Open theodorzoulias opened 2 years ago
@theodorzoulias - Nice analysis.
Two things: 1. In the future, when doing benchmarks, recommend that you use BenchmarkDotNet; 2. If you want to write a PR for this on my fork SuperLinq, I'll gladly take it in. If not, I'll rely on this analysis to update the code myself shortly.
@viceroypenguin thanks for the quick response. I know about the BenchmarkDotNet, and I've used it, once. I realized that I don't have the patience to wait for half an hour for a simple benchmark, nor I like the idea of my PC getting tortured while I am rolling my thumbs, so I gave up with it. I am not aiming to precise measurements anyway. Getting a rough idea of how something performs is usually enough for me. Which obviously makes me not the right person for writing PRs for this high-profile project. 😃
No worries! I'll write the changes myself then. Thanks again for the analysis! :)
@theodorzoulias - For the record, SortedSet<T>
does not accurately implement .PartialSort()
. .PartialSort()
will work with the following call: new[]{1, 1, 2, 2, 3, 3, 4, }.PartialSort(3)
and return [1, 1, 2]
. However, SortedSet<T>
, working with a set (duplicate entries are ignored), will return [1, 2, 3]
. I'll write some more benchmarks to figure out if I should just switch to the LINQ methods or if there is a better way.
After testing with BDN, it looks like the original version in MoreLINQ, and the modified in SuperLinq (to have a stable sort) are generally the fastest versions. Please see here for the benchmark results and the code used. Once N gets up to about 1000, then the LINQ version does get faster.
@viceroypenguin ohh, the SortedSet<T>
doesn't accept duplicate values. That was dumb. I think that it can be fixed by attaching an incremented long
to each T
element, to make it unique.
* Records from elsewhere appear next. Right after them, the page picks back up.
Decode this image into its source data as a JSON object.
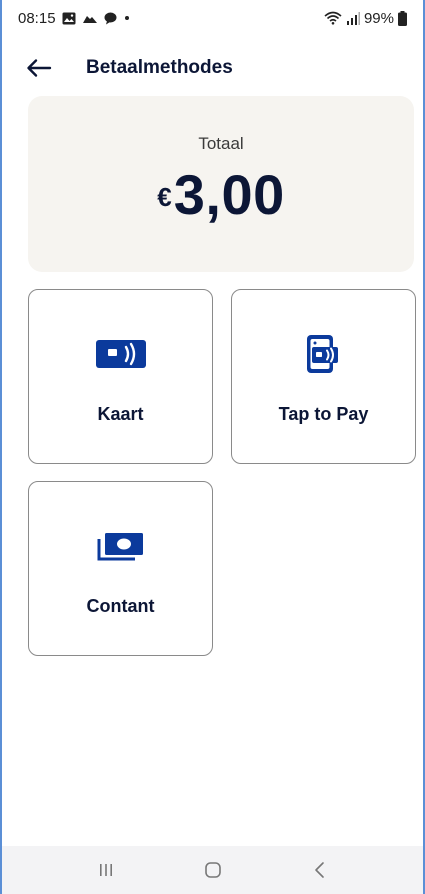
{
  "status_bar": {
    "time": "08:15",
    "battery": "99%",
    "icons": [
      "image-icon",
      "cloud-icon",
      "chat-icon",
      "dot-icon"
    ],
    "right_icons": [
      "wifi-icon",
      "signal-icon",
      "battery-icon"
    ]
  },
  "header": {
    "title": "Betaalmethodes",
    "back_icon": "arrow-left-icon"
  },
  "total": {
    "label": "Totaal",
    "currency": "€",
    "amount": "3,00"
  },
  "methods": [
    {
      "label": "Kaart",
      "icon": "card-contactless-icon"
    },
    {
      "label": "Tap to Pay",
      "icon": "phone-tap-icon"
    },
    {
      "label": "Contant",
      "icon": "cash-icon"
    }
  ],
  "nav_bar": {
    "icons": [
      "recent-apps-icon",
      "home-icon",
      "back-icon"
    ]
  },
  "colors": {
    "primary": "#0c1636",
    "icon_blue": "#0b3a9c",
    "card_bg": "#f6f4f0",
    "border": "#8a8a8a"
  }
}
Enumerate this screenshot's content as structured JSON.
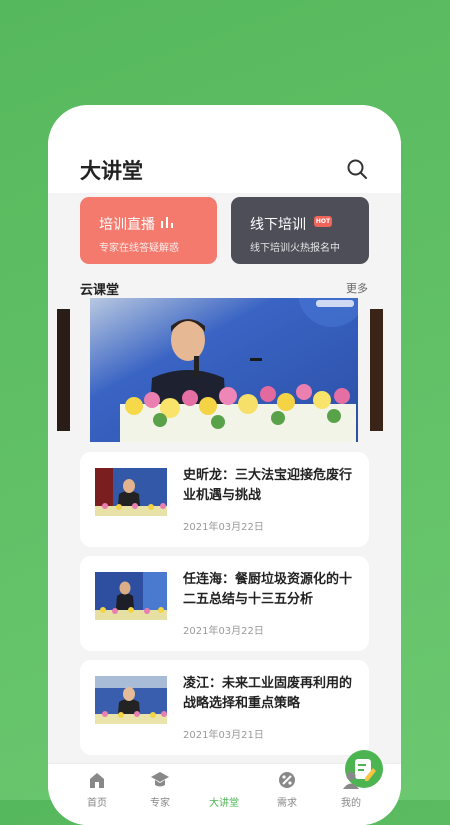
{
  "header": {
    "title": "大讲堂"
  },
  "promo": {
    "live": {
      "title": "培训直播",
      "subtitle": "专家在线答疑解惑"
    },
    "offline": {
      "title": "线下培训",
      "badge": "HOT",
      "subtitle": "线下培训火热报名中"
    }
  },
  "section": {
    "title": "云课堂",
    "more": "更多"
  },
  "courses": [
    {
      "title": "史昕龙：三大法宝迎接危废行业机遇与挑战",
      "date": "2021年03月22日"
    },
    {
      "title": "任连海：餐厨垃圾资源化的十二五总结与十三五分析",
      "date": "2021年03月22日"
    },
    {
      "title": "凌江：未来工业固废再利用的战略选择和重点策略",
      "date": "2021年03月21日"
    }
  ],
  "tabbar": {
    "tabs": [
      {
        "label": "首页",
        "icon": "home-icon"
      },
      {
        "label": "专家",
        "icon": "expert-icon"
      },
      {
        "label": "大讲堂",
        "icon": "edit-icon",
        "active": true
      },
      {
        "label": "需求",
        "icon": "demand-icon"
      },
      {
        "label": "我的",
        "icon": "user-icon"
      }
    ]
  },
  "colors": {
    "background": "#5cbc62",
    "accent": "#4cb552",
    "live_card": "#f47a6e",
    "offline_card": "#4e4e58",
    "hot_badge": "#f0645a"
  }
}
The implementation below should replicate correctly the existing behavior of the PartialSort
operator.
public static IEnumerable<T> PartialSort<T>(
this IEnumerable<T> source,
int count,
IComparer<T> comparer = default,
OrderByDirection direction = OrderByDirection.Ascending)
{
ArgumentNullException.ThrowIfNull(source);
if (count < 1) throw new ArgumentOutOfRangeException(nameof(count));
comparer ??= Comparer<T>.Default;
if (direction == OrderByDirection.Descending)
{
var ascendingComparer = comparer;
comparer = Comparer<T>.Create((x, y) => ascendingComparer.Compare(y, x));
}
SortedSet<(T Item, long Index)> bottom = new(Comparer<(T Item, long Index)>.Create((x, y) =>
{
int result = comparer.Compare(x.Item, y.Item);
if (result == 0) result = Comparer<long>.Default.Compare(x.Index, y.Index);
return result;
}));
long index = 0;
foreach (var item in source)
{
index++;
if (bottom.Count < count) { bottom.Add((item, index)); continue; }
if (comparer.Compare(item, bottom.Max.Item) > 0) continue;
bool removed = bottom.Remove(bottom.Max);
bool added = bottom.Add((item, index));
Debug.Assert(removed && added);
}
foreach (var entry in bottom) yield return entry.Item;
}
@viceroypenguin in order to magnify the effect of doing more comparisons than necessary, you could use long string
values as keys in the benchmarks. Strings don't have a trivial comparison cost like integers do. Especially if you throw a StringComparer.InvariantCultureIgnoreCase
in the mix!
Good call checking with a longer key comparison. Please check the gist now with updated code and results. You might specifically review the changes I made to SortedSet()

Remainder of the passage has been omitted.